Santé, hygiène, humanisme… inexistants

 

La dame de la santé. Comment peut-on se sentir fier au moment où son département est entièrement paralysé ? Des hôpitaux malades et dans lesquels, les patients sont dans le couloir de la mort. Hôpitaux sans hygiène, sans eau, sans équipements… ni médicaments ni rien. Un hôpital restant une de source de cueillette de fortune. Une fois qu’on veut être admis à ce couloir de la mort, il faut payer. Outre, en cas d’hospitalisation, il faut se munir de ses draps, de son eau, de sa lampe… et j’en passe. Une dame de la santé qui ne se soucie, elle aussi de la maladie qui sans aucun doute va s’éparpiller dans notre Ngazidja à cause des tonnes et des tonnes des ordures qui asphyxient la capitale où tous les comoriens s’y trouvent à chaque lever du soleil, juste pour le moindre pain sur la planche. Honte, honte, honte. H-O-N-T-E. Honte aux autorités qui se fantasmaient d’un bilan positif avec une masturbation des bons discours carapaces devant l’écran de l’ORTC pour tromper les comoriens de l’extérieur. Oui, bilan positif parce que le chef de l’Etat est muet de nature. Parce que le chef de l’Etat n’est qu’un spectateur.
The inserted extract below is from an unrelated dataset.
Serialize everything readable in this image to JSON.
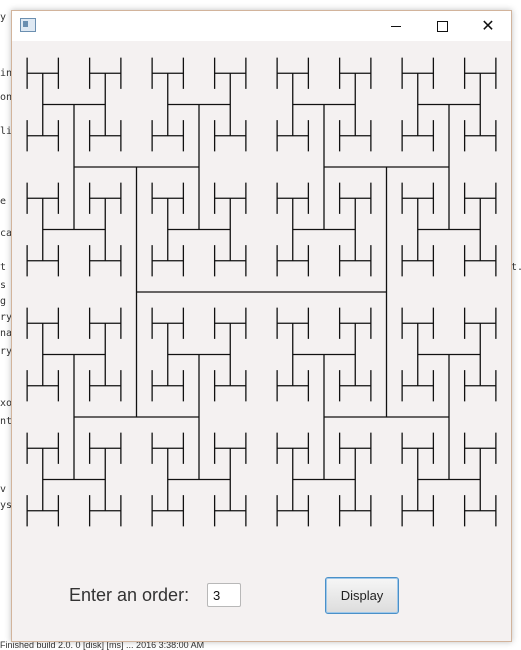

Un spectateur qui voit passer les magouille, la corruption, l’injustice, les détournements des fonds, les démantèlements des sociétés d’Etat, les troubles du pouvoir par des prétentieux… et qu’il ne dit rien. Aucun mot, bouche cousue. Un chef d’Etat dont les conseillers sont les canailles d’hier à peine sortis de prison…

 

Là, personne n’a l’exclusivité

 

Alors maintenant que la tournante a tourné, maintenant que la féodalité de Ngazidja n’est pas à la tête de l’Etat comorien depuis il y a six ans et demi… c’est à qui la faute ? Les adeptes du chef de l’Etat dont la naïveté a été prise pour une honnêteté, monsieur Ikililou Dhoinine, diront quoi avec ces hôpitaux presque inexistants, avec le manque d’eau, avec l’électricité ponctuel et sectoriel du mois de ramadan uniquement, avec les routes désespérantes, avec les collines des ordures nauséabondes qui étouffent la capitale…? Faire une photo avec une pelle à la main, déblayant une route lors d’un drame, aller formuler des mains de condoléances… lors d’une catastrophe n’est pas synonyme de bonne gouvernance. La bonne gouvernance, c’est de tisser une proximité avec les citoyens, de savoir les écouter, sentir leurs problèmes, vivre avec eux pour y trouver une solution ensemble.

 

Une diaspora nettement malmenée

 

Pour clore, juste un phénomène. Lors des passages ici en France des soi-disant autorités comoriennes, une phrase magique se libère de leurs bouches « sans vous la diaspora, nous nous pourrions pas nous en sortir. Vous contribuez beaucoup dans le développement de notre pays ». Avec cette phrase, ceux qui ont des têtes faciles ici, sont pompés et jettent indirectement, avec ignorance les miettes de leurs miséreuses fortunes dans les ventres de ces suceurs de sang. Comment ose-t-on dire cela au moment où ces fameuses autorités savent les mauvais traitements réservés aux venants de France à l’aéroport de Hahaya par certains agents ? J’ai dit bien certains. Comment osent-ils dire ces bobards au moment où ils savent que lors de la présence des « je viens » aux Comores les prix des denrées sont exorbitants… sans contrôle leur. Alors que les autorités prennent conscience de leur faillite de responsabilité, leur inutilité… qui les conduisent à la ligne de leurs inexistences. Honte, honte, honte. « Ngodjo hamba yzo wa hamba bo kori ba nkuoni yika nanga za Mitsudje… » Je m’excuse de ma chaleur dans cette réaction, car la situation dépasse la cage de la patience.